I thought that Interstate I-5 might be one of the most boring freeways in California. It’s two hundred flat miles through cow pastures and farms, broken up by the occasional gas station and motel. There’s an understated beauty to the endless stretches of green and brown, but really, even understated beauty gets a little boring after four hours.
On the way back up from college visiting in SoCal, then, I spent four hours on what might possibly be the least interesting freeway in California. (Of course, even that’s objective–I love urbanity and oceans, but maybe someone who loves farmland and cows would really like I-5.) I spaced out for a whole because spacing out is the best way to waste time that I know of, and then I took out my camera (because that’s my other favorite way to kill time. Like, I have gone up to UC Berkeley and, without realizing it, spent four hours walking around and taking pictures of squirrels and lost tourists and pretty much anything else that crossed my path.)
Anyways—I-5. I started taking pictures of the cow-chewed landscape and of the sky and of people’s cars. (Not that creepy, not at all creepy, and pretty creepy, in my opinion). Where I’d originally seen miles after miles of the exact same landscape repeating like a loop of film, I started to see variety. The details started to pop out—the stacks of hay here and the telephone wires crisscrossing the landscape there. I was still in the backseat of a car traveling up I-5, possibly one of the least interesting freeways in California, but it was fascinating.

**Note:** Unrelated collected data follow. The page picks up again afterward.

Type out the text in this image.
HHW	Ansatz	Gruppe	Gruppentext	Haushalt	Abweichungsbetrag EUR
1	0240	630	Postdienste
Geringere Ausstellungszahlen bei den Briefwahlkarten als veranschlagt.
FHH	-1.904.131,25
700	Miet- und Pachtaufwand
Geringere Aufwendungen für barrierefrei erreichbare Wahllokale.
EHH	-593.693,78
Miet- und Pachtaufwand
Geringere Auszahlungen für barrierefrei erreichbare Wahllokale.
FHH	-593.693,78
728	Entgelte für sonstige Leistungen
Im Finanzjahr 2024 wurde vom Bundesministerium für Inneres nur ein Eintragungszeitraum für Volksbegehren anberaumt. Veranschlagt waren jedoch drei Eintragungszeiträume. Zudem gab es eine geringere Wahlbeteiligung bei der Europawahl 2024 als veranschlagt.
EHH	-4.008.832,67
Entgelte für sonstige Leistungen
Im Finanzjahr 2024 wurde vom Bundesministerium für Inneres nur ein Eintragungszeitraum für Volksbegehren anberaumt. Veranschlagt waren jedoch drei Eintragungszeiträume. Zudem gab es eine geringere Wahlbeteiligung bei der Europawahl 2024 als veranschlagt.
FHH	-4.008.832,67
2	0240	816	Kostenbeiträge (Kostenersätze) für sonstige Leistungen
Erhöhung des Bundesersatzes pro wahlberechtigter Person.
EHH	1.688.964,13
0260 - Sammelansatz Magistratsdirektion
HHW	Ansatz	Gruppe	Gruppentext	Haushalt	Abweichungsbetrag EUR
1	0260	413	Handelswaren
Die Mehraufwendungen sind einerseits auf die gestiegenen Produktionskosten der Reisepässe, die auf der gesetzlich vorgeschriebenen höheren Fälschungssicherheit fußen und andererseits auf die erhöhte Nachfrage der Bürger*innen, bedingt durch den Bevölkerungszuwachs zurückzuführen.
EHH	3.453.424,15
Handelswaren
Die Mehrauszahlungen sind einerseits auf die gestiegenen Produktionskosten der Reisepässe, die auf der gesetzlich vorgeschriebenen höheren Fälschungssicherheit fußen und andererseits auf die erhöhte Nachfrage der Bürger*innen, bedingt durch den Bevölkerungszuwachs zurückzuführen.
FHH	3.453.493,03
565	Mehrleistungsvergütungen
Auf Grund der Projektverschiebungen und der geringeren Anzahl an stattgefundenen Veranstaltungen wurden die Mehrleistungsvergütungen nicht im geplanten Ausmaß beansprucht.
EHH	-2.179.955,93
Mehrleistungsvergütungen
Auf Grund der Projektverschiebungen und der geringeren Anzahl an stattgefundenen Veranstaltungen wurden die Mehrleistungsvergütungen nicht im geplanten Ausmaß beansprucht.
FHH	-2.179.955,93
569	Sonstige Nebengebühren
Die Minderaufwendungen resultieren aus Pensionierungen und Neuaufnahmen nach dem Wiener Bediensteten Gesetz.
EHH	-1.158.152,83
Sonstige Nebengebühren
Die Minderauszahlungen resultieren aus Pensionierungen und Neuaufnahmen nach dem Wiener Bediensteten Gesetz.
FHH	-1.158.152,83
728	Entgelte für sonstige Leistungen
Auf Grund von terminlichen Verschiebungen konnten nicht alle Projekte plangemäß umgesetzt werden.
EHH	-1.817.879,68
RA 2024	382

Maybe I was romanticizing everything—something I do a lot—but the magic of details is something that I totally believe in. Beauty can be big and bold and loud, and that’s one type. The type that I look for, though, is kind of like the human factor—it’s unpredictable and hard to understand because it’s locked up in the little things. It’s the clouds melting together like ice cream and the fact that the sun is setting and everything looks like it’s been dipped in liquid light. It’s the details that make up my favorite kind of beauty, and I can’t think of anything more romanticized.